Installing and Using OpenWrt
1

Hi, my company has the following need (apologies in advance as I am new to networking):

  • A given customer location will have 1, sometimes multiple, IoT devices hosting a local server which can be set to a specific static IP
  • A client device (e.g., mobile smartphone) at the same location needs to be able to be connected to the internet and from our web app make requests to these adapters' IP addresses in the browser (requiring https / SSL)
  • For our purposes we are unable to access the devices to manually trust the certificate in the browser / "proceed anyway" - it must trust the certificate on the first try

Would we be able to do the following with OpenWrt:

  • Configure a router (e.g., NanoPi) with OpenWrt and ship it to a customer
  • Customer plugs the NanoPi into their main WiFi router using an ethernet cable and has it act as a WiFi access point
  • Connect the IoT devices to the NanoPi's wireless network
  • Client device makes an https request in the browser to the NanoPi (and specifies which adapter's IP address it wants) and the NanoPi somehow redirects / resolves this https request as a local http request to one of the IoT devices' IP address, and then passes back the response in the browser

Is the above achievable with an OpenWrt enabled router where we could do this on a somewhat repeatable basis with multiple customers? Thank you!

2

This is similar to my current setup:

  • You can use a NGINX server on the router, to act as an HTTPS to HTTP reverse proxy.
  • You can also use Letsencrypt to create valid certificates, so the browser does not complain.
2 Likes
3

This is not simply a matter of routing. As @eduperez said, the process is called a reverse proxy, and the program called nginx (which is available as an OpenWrt package) is often used to run it.

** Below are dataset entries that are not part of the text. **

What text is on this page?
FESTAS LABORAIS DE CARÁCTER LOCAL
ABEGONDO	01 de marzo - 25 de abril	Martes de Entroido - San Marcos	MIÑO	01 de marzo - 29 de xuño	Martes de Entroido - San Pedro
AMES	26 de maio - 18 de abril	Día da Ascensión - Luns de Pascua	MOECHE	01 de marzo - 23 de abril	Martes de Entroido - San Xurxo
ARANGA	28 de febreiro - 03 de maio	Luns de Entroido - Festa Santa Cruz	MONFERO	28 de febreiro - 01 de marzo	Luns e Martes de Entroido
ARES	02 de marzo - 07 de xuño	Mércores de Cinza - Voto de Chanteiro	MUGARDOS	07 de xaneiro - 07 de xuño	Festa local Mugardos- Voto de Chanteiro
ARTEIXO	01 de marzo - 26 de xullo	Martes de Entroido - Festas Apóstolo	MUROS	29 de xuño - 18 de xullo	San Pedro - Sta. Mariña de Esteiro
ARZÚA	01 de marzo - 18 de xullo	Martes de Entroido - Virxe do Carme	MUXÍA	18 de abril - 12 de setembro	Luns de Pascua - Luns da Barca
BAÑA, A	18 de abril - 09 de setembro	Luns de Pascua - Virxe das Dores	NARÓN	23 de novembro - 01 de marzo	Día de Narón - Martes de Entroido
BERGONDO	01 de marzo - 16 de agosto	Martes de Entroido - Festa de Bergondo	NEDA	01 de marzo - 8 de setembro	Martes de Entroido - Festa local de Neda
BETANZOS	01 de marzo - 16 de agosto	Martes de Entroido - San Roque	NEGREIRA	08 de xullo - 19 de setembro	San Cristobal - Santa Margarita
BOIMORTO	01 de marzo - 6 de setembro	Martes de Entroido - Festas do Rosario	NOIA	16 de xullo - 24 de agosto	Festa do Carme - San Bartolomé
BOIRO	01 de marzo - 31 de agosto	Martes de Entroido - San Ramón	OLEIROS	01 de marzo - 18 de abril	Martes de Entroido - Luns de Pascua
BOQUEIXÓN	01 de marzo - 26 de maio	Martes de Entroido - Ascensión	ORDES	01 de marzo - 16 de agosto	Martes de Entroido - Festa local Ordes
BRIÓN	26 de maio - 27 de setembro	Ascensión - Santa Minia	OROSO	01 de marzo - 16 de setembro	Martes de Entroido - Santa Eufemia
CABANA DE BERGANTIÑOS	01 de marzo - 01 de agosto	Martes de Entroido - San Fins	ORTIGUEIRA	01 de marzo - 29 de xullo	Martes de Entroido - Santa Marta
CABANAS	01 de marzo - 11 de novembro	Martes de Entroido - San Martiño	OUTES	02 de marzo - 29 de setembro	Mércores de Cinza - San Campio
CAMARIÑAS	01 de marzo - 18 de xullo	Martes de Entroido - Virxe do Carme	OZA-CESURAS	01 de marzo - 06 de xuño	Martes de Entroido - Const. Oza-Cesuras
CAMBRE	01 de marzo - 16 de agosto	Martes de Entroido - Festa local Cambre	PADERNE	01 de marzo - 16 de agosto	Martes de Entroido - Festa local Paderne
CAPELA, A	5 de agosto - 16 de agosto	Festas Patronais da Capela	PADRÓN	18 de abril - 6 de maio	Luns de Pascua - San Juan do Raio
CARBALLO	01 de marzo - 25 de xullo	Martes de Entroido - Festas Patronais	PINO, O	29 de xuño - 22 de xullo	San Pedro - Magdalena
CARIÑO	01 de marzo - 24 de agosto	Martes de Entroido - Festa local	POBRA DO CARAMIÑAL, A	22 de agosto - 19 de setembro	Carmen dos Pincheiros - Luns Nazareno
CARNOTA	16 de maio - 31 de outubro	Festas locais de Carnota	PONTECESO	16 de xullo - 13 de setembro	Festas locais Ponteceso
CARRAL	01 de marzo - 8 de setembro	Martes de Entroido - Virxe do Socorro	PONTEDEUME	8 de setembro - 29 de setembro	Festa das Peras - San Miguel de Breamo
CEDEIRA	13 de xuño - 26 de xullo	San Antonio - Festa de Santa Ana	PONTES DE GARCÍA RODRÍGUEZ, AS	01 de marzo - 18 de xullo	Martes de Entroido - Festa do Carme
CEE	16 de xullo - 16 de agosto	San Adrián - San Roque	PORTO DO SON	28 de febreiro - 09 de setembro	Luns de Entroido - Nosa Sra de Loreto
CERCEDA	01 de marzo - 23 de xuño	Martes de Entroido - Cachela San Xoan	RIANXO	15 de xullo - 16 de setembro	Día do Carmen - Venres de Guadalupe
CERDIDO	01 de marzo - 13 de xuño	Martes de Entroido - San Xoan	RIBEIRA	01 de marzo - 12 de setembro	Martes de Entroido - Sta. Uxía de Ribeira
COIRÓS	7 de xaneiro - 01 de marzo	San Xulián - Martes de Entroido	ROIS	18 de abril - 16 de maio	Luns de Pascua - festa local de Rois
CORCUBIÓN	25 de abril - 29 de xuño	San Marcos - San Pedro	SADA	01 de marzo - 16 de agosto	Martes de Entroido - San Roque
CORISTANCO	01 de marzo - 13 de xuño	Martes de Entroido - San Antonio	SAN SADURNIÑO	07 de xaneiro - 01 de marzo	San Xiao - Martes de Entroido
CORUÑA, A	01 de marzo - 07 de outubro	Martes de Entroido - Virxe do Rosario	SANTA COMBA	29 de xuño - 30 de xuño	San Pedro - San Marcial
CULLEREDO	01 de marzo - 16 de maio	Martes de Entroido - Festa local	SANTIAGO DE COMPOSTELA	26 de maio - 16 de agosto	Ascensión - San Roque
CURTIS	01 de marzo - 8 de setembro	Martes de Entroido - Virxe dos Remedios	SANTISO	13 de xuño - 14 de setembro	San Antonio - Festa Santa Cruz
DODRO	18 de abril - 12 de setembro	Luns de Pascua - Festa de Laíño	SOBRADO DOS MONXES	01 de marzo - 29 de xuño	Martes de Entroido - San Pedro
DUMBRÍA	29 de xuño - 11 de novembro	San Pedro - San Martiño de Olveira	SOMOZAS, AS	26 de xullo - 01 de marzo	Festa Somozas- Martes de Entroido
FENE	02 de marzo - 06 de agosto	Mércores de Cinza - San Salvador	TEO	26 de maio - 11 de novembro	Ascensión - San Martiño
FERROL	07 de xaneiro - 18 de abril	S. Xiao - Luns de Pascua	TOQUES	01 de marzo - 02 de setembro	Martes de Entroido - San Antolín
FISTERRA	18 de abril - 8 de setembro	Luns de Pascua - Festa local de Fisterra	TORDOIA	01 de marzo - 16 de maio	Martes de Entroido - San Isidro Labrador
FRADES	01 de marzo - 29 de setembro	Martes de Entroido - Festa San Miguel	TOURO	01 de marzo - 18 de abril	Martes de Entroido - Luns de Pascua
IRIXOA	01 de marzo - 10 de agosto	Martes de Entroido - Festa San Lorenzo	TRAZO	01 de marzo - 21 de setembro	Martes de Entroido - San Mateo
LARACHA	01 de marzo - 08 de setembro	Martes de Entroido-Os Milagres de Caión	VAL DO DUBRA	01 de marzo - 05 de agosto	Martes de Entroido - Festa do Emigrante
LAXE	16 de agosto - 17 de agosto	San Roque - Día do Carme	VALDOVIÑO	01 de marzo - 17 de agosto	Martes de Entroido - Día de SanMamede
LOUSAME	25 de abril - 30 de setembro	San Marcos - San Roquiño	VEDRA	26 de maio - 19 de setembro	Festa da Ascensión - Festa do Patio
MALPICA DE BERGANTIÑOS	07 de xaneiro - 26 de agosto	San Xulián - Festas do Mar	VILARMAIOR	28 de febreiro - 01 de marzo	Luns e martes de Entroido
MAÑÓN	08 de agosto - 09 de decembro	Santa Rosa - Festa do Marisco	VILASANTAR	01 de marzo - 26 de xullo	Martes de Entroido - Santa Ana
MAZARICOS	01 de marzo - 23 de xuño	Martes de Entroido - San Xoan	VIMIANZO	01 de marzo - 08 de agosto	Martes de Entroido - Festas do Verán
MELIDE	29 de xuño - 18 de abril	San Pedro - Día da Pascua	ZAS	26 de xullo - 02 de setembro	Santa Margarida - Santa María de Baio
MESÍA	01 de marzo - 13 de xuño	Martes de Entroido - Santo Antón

  • Client phone makes a https request to the reverse proxy server.
  • Reverse proxy sends a valid certificate to client and opens an encrypted connection to the phone.
  • Reverse proxy parses the client's request (usually a subdomain name) then makes a http request on the IOT network to the correct IOT and obtains the page data.
  • Page data is served back to the client on the encrypted connection.

To get a certificate signed with a registered top level CA that is already in the phone, it must have a domain name, not an IP number. Top level CAs will not sign certificates based on an IP address. So you will need to register a domain name for this purpose. Then you can use one of LetsEncrypt's verification methods to prove that you control the domain name so they will sign certificates for it.

2 Likes
4

Thank you both, that sounds great. I'll give it a shot and report back.